Andrew Pinnington Goldman Sachs

Goldman Sachs recently promoted its new class of vice presidents (VPs).  Among their number was a former associate with an atypical background: before joining Goldman Sachs in January 2015 he spent nearly two years at UK finance recruitment firm Aston Carter.

Nowadays, Andrew Pinnington doesn’t even work in recruitment at Goldman: he’s a VP in derivatives regulatory operations, focusing on things like MiFID II and EMIR.

So, how do you go from recruiter to regulatory expert? In Pinnington’s case, he quit recruitment (where we suspect he was helping to fill regulatory roles) for consultancy firm Elixirr. After two years at Elixirr, he moved to Goldman as an associate. Now he’s a VP there.

Pinnington could be an inspiration to other recruiters with an inclination to do the jobs they’re hiring for. His own transition out of recruitment may have been smoothed by a secret weapon however: Pinnington has a first class degree in social and political sciences from Cambridge University. How many other people in the recruitment industry have the same?

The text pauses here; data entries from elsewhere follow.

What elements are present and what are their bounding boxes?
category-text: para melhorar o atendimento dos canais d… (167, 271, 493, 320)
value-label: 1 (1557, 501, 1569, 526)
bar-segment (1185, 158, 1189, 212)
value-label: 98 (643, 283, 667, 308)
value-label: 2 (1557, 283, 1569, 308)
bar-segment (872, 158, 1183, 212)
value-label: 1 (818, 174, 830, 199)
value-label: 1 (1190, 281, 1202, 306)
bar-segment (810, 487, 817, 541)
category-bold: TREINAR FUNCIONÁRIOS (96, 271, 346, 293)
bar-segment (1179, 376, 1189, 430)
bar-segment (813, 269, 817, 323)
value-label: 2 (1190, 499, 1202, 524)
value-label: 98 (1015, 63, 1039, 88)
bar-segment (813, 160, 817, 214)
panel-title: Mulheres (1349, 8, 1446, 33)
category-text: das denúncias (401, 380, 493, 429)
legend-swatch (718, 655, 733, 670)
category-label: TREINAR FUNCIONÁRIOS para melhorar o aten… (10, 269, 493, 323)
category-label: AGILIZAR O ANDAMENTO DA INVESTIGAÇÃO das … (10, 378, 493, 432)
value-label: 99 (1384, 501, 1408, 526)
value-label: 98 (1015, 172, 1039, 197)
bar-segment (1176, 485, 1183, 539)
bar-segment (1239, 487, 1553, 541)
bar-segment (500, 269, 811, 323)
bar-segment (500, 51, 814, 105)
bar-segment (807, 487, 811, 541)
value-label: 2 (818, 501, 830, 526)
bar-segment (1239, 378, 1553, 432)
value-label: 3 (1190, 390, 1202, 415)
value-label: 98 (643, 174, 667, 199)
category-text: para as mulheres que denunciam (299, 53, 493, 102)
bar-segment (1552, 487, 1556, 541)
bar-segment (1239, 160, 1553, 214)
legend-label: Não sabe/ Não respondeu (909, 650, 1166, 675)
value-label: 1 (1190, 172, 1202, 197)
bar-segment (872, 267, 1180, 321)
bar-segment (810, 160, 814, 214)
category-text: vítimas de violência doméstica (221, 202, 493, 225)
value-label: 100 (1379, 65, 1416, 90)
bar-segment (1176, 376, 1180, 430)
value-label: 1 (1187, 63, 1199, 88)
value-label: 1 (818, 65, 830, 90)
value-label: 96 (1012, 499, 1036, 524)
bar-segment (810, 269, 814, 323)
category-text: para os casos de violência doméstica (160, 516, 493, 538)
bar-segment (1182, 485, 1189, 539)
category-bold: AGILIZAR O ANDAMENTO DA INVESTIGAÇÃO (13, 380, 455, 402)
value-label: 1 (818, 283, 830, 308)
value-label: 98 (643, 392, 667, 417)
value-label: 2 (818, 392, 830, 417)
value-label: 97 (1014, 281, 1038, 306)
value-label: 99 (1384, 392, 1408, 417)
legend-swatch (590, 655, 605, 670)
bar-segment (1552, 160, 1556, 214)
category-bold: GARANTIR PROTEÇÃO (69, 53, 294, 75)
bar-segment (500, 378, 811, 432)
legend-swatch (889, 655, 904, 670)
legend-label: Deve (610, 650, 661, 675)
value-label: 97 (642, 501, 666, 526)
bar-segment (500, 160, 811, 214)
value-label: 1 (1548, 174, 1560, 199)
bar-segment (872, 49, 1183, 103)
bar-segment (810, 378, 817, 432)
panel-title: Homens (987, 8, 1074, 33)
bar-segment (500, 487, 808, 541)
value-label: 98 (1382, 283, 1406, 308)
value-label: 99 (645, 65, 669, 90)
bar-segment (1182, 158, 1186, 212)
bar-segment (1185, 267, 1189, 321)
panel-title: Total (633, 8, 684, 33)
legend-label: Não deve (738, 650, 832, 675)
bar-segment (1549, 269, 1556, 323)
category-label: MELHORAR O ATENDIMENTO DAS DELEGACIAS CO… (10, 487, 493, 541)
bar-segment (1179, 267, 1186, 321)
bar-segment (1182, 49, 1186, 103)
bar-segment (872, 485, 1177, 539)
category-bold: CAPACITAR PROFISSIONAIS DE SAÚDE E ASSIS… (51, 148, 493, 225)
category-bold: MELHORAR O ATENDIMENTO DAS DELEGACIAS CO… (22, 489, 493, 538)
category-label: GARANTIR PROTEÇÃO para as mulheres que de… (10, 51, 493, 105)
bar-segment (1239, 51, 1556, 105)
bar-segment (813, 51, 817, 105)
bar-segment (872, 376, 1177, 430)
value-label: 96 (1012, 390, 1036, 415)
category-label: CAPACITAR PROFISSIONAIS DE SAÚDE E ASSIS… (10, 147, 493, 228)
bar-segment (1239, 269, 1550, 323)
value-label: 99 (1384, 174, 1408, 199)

Contact: sbutcher@efinancialcareers.com

Comments (2)

  1. Fair play to him, and all the best in his career…. but the title is slightly misleading.

    first of all he is not in derivatives. he is a VP in operations . secondly he worked for two years at a consultancy (which is quite a normal stepstone in between recruitment and having your client hiring you ) and he joined GS as consultant. MIFID operations are some of the most sought after consultant in operations… but give you zero visibility within Goldman or any bank. However he is on track to become partner at a big consultancy firm like KPMG or Accenture with his current resume

  2. Quite a few but always said they were wasted as a HH.